[quote]kaaleppi wrote:
[quote]JoabSonOfZeruiah wrote:
…Morality is just an aid to survival and reproduction, . . . and any deeper meaning is illusory. (Michael Ruse, “Evolutionary Theory and Christian Ethics,” in The Darwinian Paradigm (London: Routledge, 1989), pp. 262-269).[/quote]
When it comes to evolution, any deeper meaning beyond survival or reproduction is illusory, or at least I understand it that way. Therefore also morality has to be a product of adaptation if one frames the question in evolutionary terms.
The basis for morality is supposedly in normal group behaviour. There are people that lack moral consepts in the way people normally have them, they know what is right and what is wrong, but it’s purely cerebral infromation without any emotional counterpart. Upbringing plays a big role, too. Who are you loyal to: your family, clan, neighbours, countrymen? Who deserves to be treated in a moral way.
When one answers the question of morality in philosphical terms we get a more distilled conception of morality and the morality of an individual act is measured with the concept and its rules. Morality as a concept is now in focus in a way it never can be in an evolutionary context.

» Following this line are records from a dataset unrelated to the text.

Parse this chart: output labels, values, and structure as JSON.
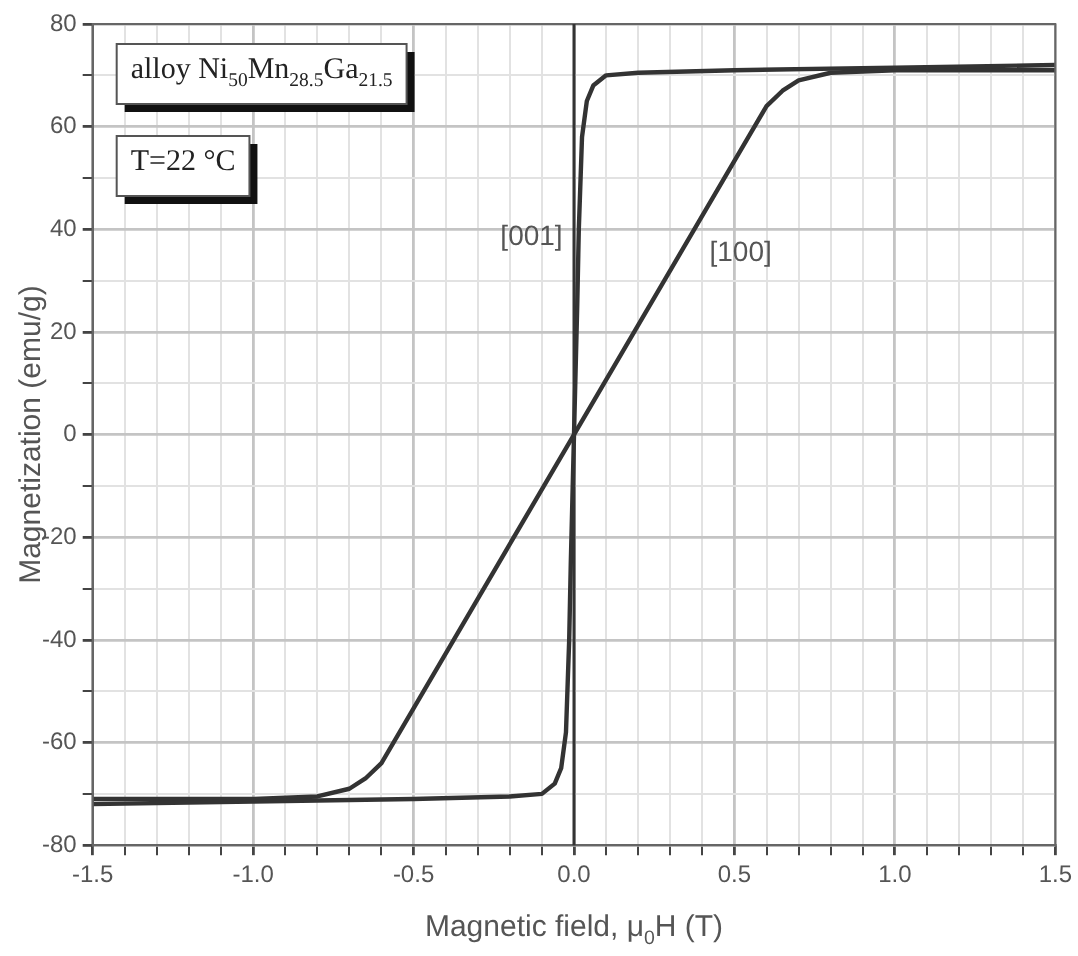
{
  "chart_data": {
    "type": "line",
    "xlabel": "Magnetic field, μ$_{0}$H (T)",
    "ylabel": "Magnetization (emu/g)",
    "xlim": [
      -1.5,
      1.5
    ],
    "ylim": [
      -80,
      80
    ],
    "xticks": [
      -1.5,
      {
        "value": -1.4,
        "label": null
      },
      {
        "value": -1.3,
        "label": null
      },
      {
        "value": -1.2,
        "label": null
      },
      {
        "value": -1.1,
        "label": null
      },
      {
        "value": -1.0,
        "label": "-1.0"
      },
      {
        "value": -0.9,
        "label": null
      },
      {
        "value": -0.8,
        "label": null
      },
      {
        "value": -0.7,
        "label": null
      },
      {
        "value": -0.6,
        "label": null
      },
      -0.5,
      {
        "value": -0.4,
        "label": null
      },
      {
        "value": -0.3,
        "label": null
      },
      {
        "value": -0.2,
        "label": null
      },
      {
        "value": -0.1,
        "label": null
      },
      {
        "value": 0,
        "label": "0.0"
      },
      {
        "value": 0.1,
        "label": null
      },
      {
        "value": 0.2,
        "label": null
      },
      {
        "value": 0.3,
        "label": null
      },
      {
        "value": 0.4,
        "label": null
      },
      0.5,
      {
        "value": 0.6,
        "label": null
      },
      {
        "value": 0.7,
        "label": null
      },
      {
        "value": 0.8,
        "label": null
      },
      {
        "value": 0.9,
        "label": null
      },
      {
        "value": 1.0,
        "label": "1.0"
      },
      {
        "value": 1.1,
        "label": null
      },
      {
        "value": 1.2,
        "label": null
      },
      {
        "value": 1.3,
        "label": null
      },
      {
        "value": 1.4,
        "label": null
      },
      1.5
    ],
    "yticks": [
      -80,
      {
        "value": -70,
        "label": null
      },
      -60,
      {
        "value": -50,
        "label": null
      },
      -40,
      {
        "value": -30,
        "label": null
      },
      -20,
      {
        "value": -10,
        "label": null
      },
      0,
      {
        "value": 10,
        "label": null
      },
      20,
      {
        "value": 30,
        "label": null
      },
      40,
      {
        "value": 50,
        "label": null
      },
      60,
      {
        "value": 70,
        "label": null
      },
      80
    ],
    "grid": true,
    "legend": false,
    "marker": "none",
    "line_style": "solid",
    "series": [
      {
        "name": "[001]",
        "color": "#333333",
        "x": [
          -1.5,
          -1.0,
          -0.5,
          -0.2,
          -0.1,
          -0.06,
          -0.04,
          -0.025,
          -0.015,
          -0.01,
          0,
          0.01,
          0.015,
          0.025,
          0.04,
          0.06,
          0.1,
          0.2,
          0.5,
          1.0,
          1.5
        ],
        "values": [
          -72,
          -71.5,
          -71,
          -70.5,
          -70,
          -68,
          -65,
          -58,
          -40,
          -25,
          0,
          25,
          40,
          58,
          65,
          68,
          70,
          70.5,
          71,
          71.5,
          72
        ]
      },
      {
        "name": "[100]",
        "color": "#333333",
        "x": [
          -1.5,
          -1.0,
          -0.8,
          -0.7,
          -0.65,
          -0.6,
          0,
          0.6,
          0.65,
          0.7,
          0.8,
          1.0,
          1.5
        ],
        "values": [
          -71,
          -71,
          -70.5,
          -69,
          -67,
          -64,
          0,
          64,
          67,
          69,
          70.5,
          71,
          71
        ]
      }
    ],
    "ref_lines": [
      {
        "axis": "x",
        "value": 0,
        "color": "#333333"
      }
    ],
    "annotations": [
      "alloy Ni$_{50}$Mn$_{28.5}$Ga$_{21.5}$",
      "T=22 °C"
    ]
  }
}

Therefore sharper distinctions and morality gets an objective existence.
I haven’t really thought much about these things, but that’s a start, eh?[/quote]
Wait, so you believe objective morality is nothing more than the illusion of right and wrong, a concept born of the circumstances of our nature, and NOT a metaphysical entity?
Or are you saying something else? I would like to get you to clarify this before I ask my next question, but in the interest of saving time: If the above IS an accurate paraphrasing of your statement, are you prepared to follow that statement to its logical conclusion? It’s not a pretty place, and there are very few atheists who are comfortable going where that line of thinking leads.
Eph and TigerTime are the only guys here that I can recall fully owning it and not trying to weasle around the problem with a pseudo-metaphysical solution.
Even Forlife was not willing to admit to this (hear that, Tirib?). I seem to recall he said something like “love” was, in an of itself, justification enough to adhere to a set of moral rules. Whatever that means.
Now, if I read you wrong, and you DO believe that, for instance, raping infants is a necessarily immoral act, then you’ve got a bit more explaining to do.